De plus alors que les processus de périurbainsation et de suburbanisation se généralisent, rien n'existe pour la maîtriser, hormis 153 POS, et l'intercommunalité est quasi-nulle.
Peut-on infléchir le cours des choses, comment éviter la concentration sur l'aire toulonnaise, la colonisation des zones NB autour des villes moyennes: telles sont quelques unes des questions que se posent alors les techniciens.
Il s'agit de définir des parties du département où l'on va encourager l'installation des arrivants. A certaines échelles, des investissements peuvent se révéler contreproductifs et empêcher le développement d'autres zones. Il s'agit de développer certains pôles afin de rééquilibrer certains flux et de tendre à produire un ensemble multipolaire...
Ce questionnement est validé politiquement en 1995, avec le financement d'une étude de 1 million de francs. Face à des exemples extérieurs, l'assemblée plénière souhaite que le développement varois se démarque du modèle "création de technopôle", comme Sophia par exemple.
Démarche d'analyse pour un projet de territoire
Le Bureau d'études consulté a fait une approche fonctionnelle pour déterminer des stratégies de développement. Parallèlement il a réalisé une analyse démographique fine, une approche sociologique sur les motivations des migrations. Une enquête Credoc a été également menée sur 1500 personnes.
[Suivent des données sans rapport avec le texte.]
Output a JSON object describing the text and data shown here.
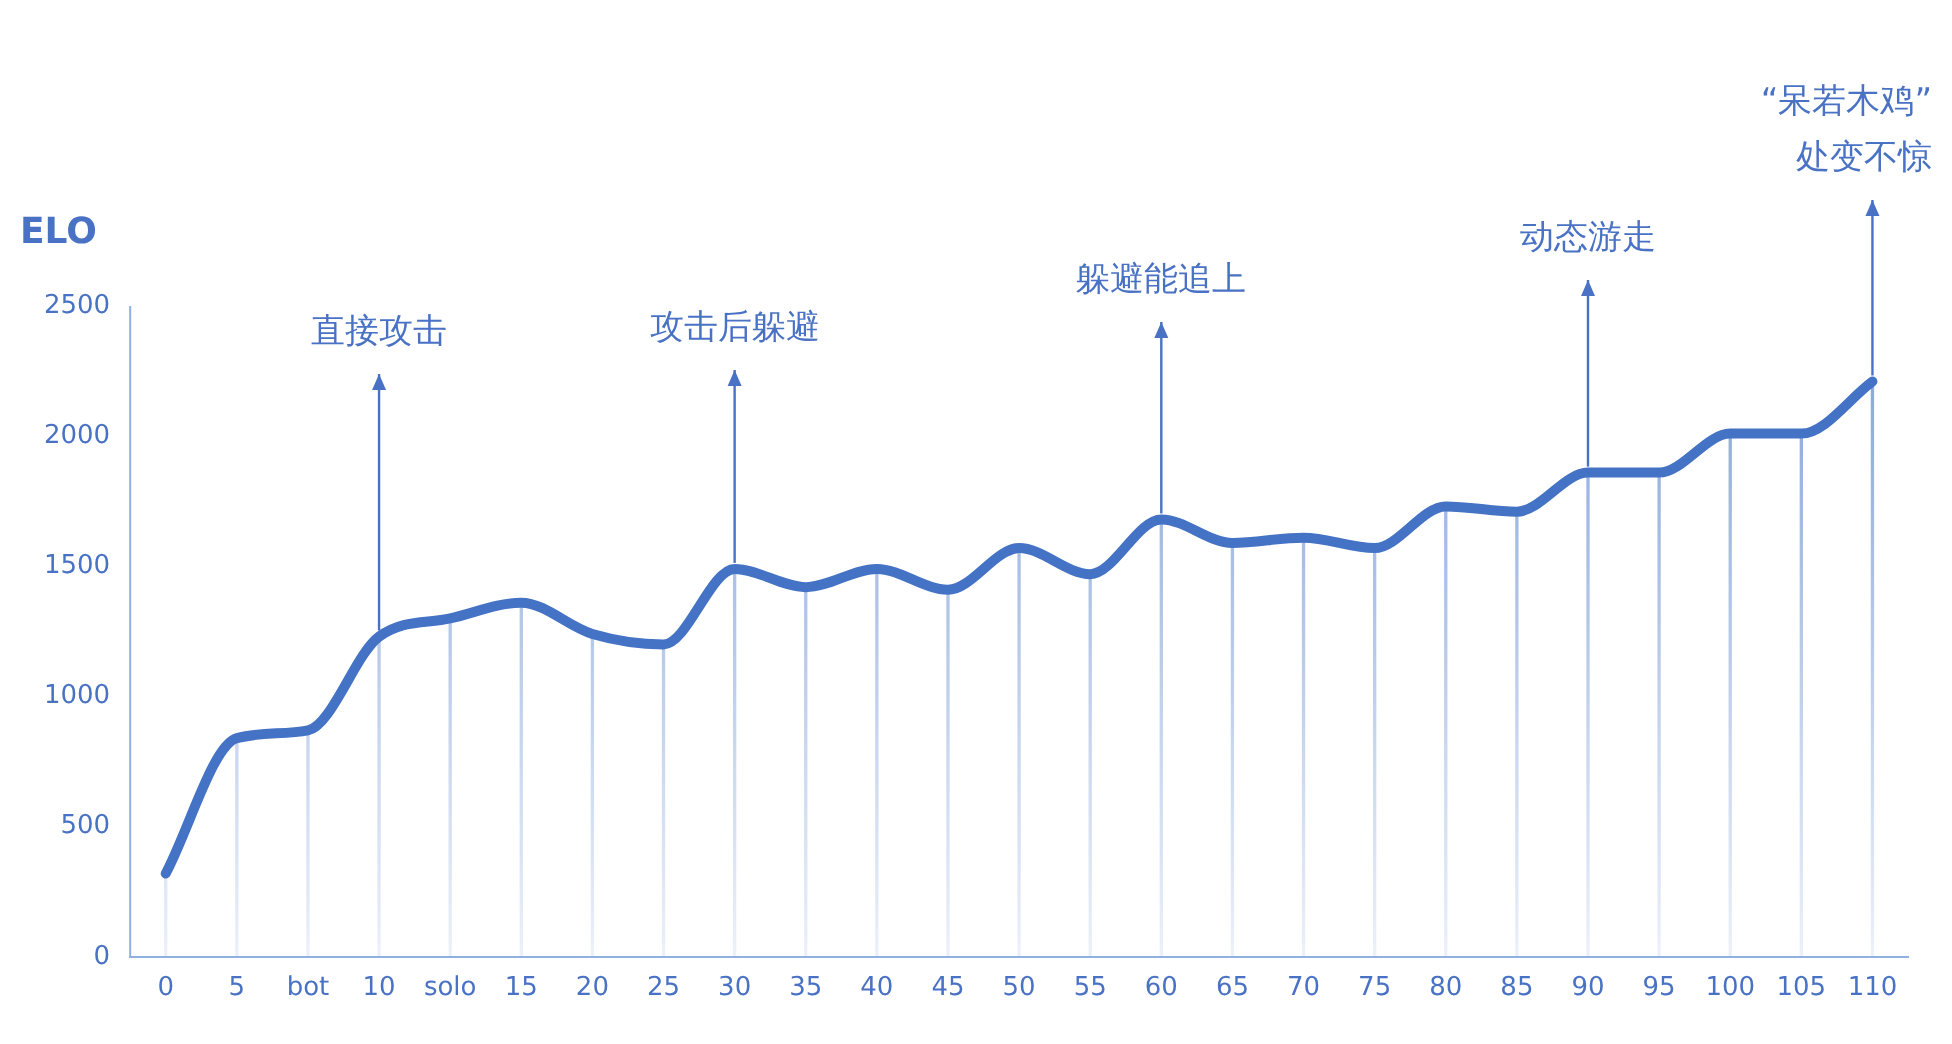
{
  "chart_data": {
    "type": "line",
    "ylabel": "ELO",
    "categories": [
      "0",
      "5",
      "bot",
      "10",
      "solo",
      "15",
      "20",
      "25",
      "30",
      "35",
      "40",
      "45",
      "50",
      "55",
      "60",
      "65",
      "70",
      "75",
      "80",
      "85",
      "90",
      "95",
      "100",
      "105",
      "110"
    ],
    "series": [
      {
        "color": "#4472c4",
        "values": [
          320,
          840,
          870,
          1230,
          1300,
          1360,
          1240,
          1200,
          1490,
          1420,
          1490,
          1410,
          1570,
          1470,
          1680,
          1590,
          1610,
          1570,
          1730,
          1710,
          1860,
          1860,
          2010,
          2010,
          2210
        ]
      },
      {
        "type": "bar",
        "color": "#7f9fd8",
        "values": [
          320,
          840,
          870,
          1230,
          1300,
          1360,
          1240,
          1200,
          1490,
          1420,
          1490,
          1410,
          1570,
          1470,
          1680,
          1590,
          1610,
          1570,
          1730,
          1710,
          1860,
          1860,
          2010,
          2010,
          2210
        ]
      }
    ],
    "ylim": [
      0,
      2500
    ],
    "yticks": [
      0,
      500,
      1000,
      1500,
      2000,
      2500
    ],
    "annotations": [
      "直接攻击",
      "攻击后躲避",
      "躲避能追上",
      "动态游走",
      "“呆若木鸡”",
      "处变不惊"
    ]
  }
}
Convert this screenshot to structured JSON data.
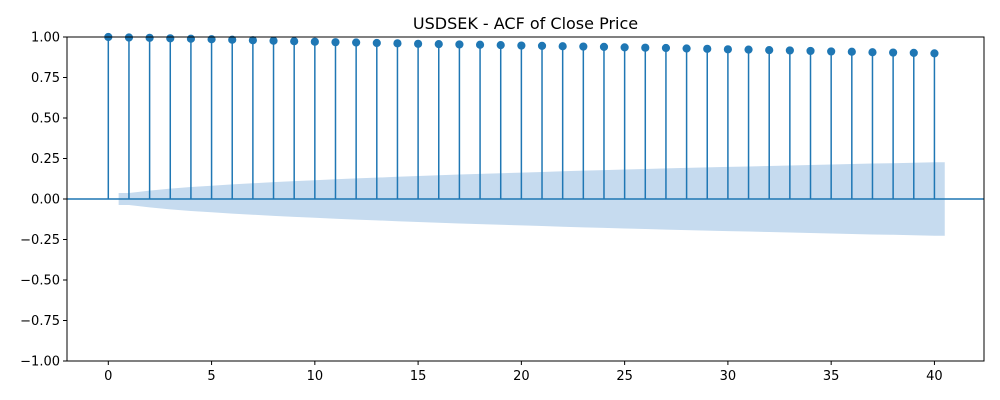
{
  "chart_data": {
    "type": "stem",
    "title": "USDSEK - ACF of Close Price",
    "xlabel": "",
    "ylabel": "",
    "xlim": [
      -2,
      42.4
    ],
    "ylim": [
      -1.0,
      1.0
    ],
    "xticks": [
      0,
      5,
      10,
      15,
      20,
      25,
      30,
      35,
      40
    ],
    "xtick_labels": [
      "0",
      "5",
      "10",
      "15",
      "20",
      "25",
      "30",
      "35",
      "40"
    ],
    "yticks": [
      1.0,
      0.75,
      0.5,
      0.25,
      0.0,
      -0.25,
      -0.5,
      -0.75,
      -1.0
    ],
    "ytick_labels": [
      "1.00",
      "0.75",
      "0.50",
      "0.25",
      "0.00",
      "−0.25",
      "−0.50",
      "−0.75",
      "−1.00"
    ],
    "grid": false,
    "lags": [
      0,
      1,
      2,
      3,
      4,
      5,
      6,
      7,
      8,
      9,
      10,
      11,
      12,
      13,
      14,
      15,
      16,
      17,
      18,
      19,
      20,
      21,
      22,
      23,
      24,
      25,
      26,
      27,
      28,
      29,
      30,
      31,
      32,
      33,
      34,
      35,
      36,
      37,
      38,
      39,
      40
    ],
    "values": [
      1.0,
      0.997,
      0.995,
      0.992,
      0.989,
      0.986,
      0.983,
      0.98,
      0.977,
      0.974,
      0.971,
      0.968,
      0.966,
      0.963,
      0.961,
      0.958,
      0.956,
      0.954,
      0.952,
      0.95,
      0.947,
      0.945,
      0.943,
      0.941,
      0.939,
      0.936,
      0.934,
      0.932,
      0.929,
      0.927,
      0.924,
      0.922,
      0.919,
      0.917,
      0.914,
      0.911,
      0.909,
      0.906,
      0.904,
      0.902,
      0.899
    ],
    "confidence_band": {
      "lags": [
        0.5,
        1,
        2,
        3,
        4,
        5,
        6,
        7,
        8,
        9,
        10,
        11,
        12,
        13,
        14,
        15,
        16,
        17,
        18,
        19,
        20,
        21,
        22,
        23,
        24,
        25,
        26,
        27,
        28,
        29,
        30,
        31,
        32,
        33,
        34,
        35,
        36,
        37,
        38,
        39,
        40,
        40.5
      ],
      "upper": [
        0.037,
        0.037,
        0.052,
        0.064,
        0.074,
        0.082,
        0.09,
        0.097,
        0.104,
        0.11,
        0.116,
        0.122,
        0.127,
        0.132,
        0.137,
        0.142,
        0.147,
        0.151,
        0.155,
        0.159,
        0.163,
        0.167,
        0.171,
        0.175,
        0.178,
        0.182,
        0.185,
        0.189,
        0.192,
        0.195,
        0.198,
        0.201,
        0.204,
        0.207,
        0.21,
        0.213,
        0.216,
        0.219,
        0.221,
        0.224,
        0.227,
        0.227
      ],
      "color": "#c6dbef"
    },
    "colors": {
      "stem": "#1f77b4",
      "marker": "#1f77b4",
      "zero_line": "#1f77b4",
      "band": "#c6dbef"
    }
  }
}
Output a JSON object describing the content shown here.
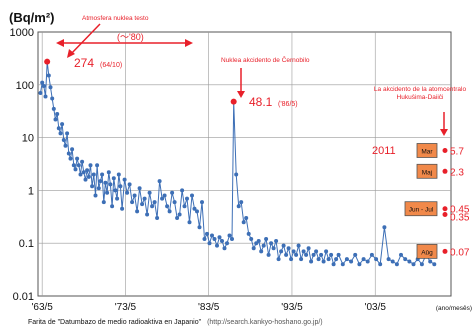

Ces études ont confirmé les 2 pôles :
- l'est varois avec un niveau économique assez élevé et une progression démographique qui pourrait aboutir à une population de 200 000 habitants dans 20 ans.
- le centre-ouest: Brignoles-Saint-Maximin forment le bassin d'emplois qui a le plus fort taux de croissance démographique : la population de 90 000 habitants pourrait passer rapidement à 150 000.
Si le département doit gagner 300 000 habitants d'ici 20 ans, il est difficile de les accueillir sur le littoral, et on ne peut pas développer excessivement l'attractivité résidentielle de l'agglomération toulonnaise.
La question de l'évolution démographique était un prétexte pour concevoir et conduire un projet de territoire. A partir de ces études, il fallait trouver des moyens pour créer ou faire émerger ces territoires de développement.
Les moyens et les perspectives
Le Conseil Général devrait consacrer une part significative des 4 milliards de francs de son budget annuel, à ces actions : en réorientant les moyens qui en général vont dans le sens de la concentration, vers d'autres territoires ne peut-on pas produire du développement ?.
Des structures intercommunales ont été mises en place au niveau des techniciens pour traiter différents projets (habitat, espace agricole etc).
C'est le cas sur l'est pour 15 communes représentant 160 000 habitants (dont Fréjus, Draguignan, Saint Raphaël).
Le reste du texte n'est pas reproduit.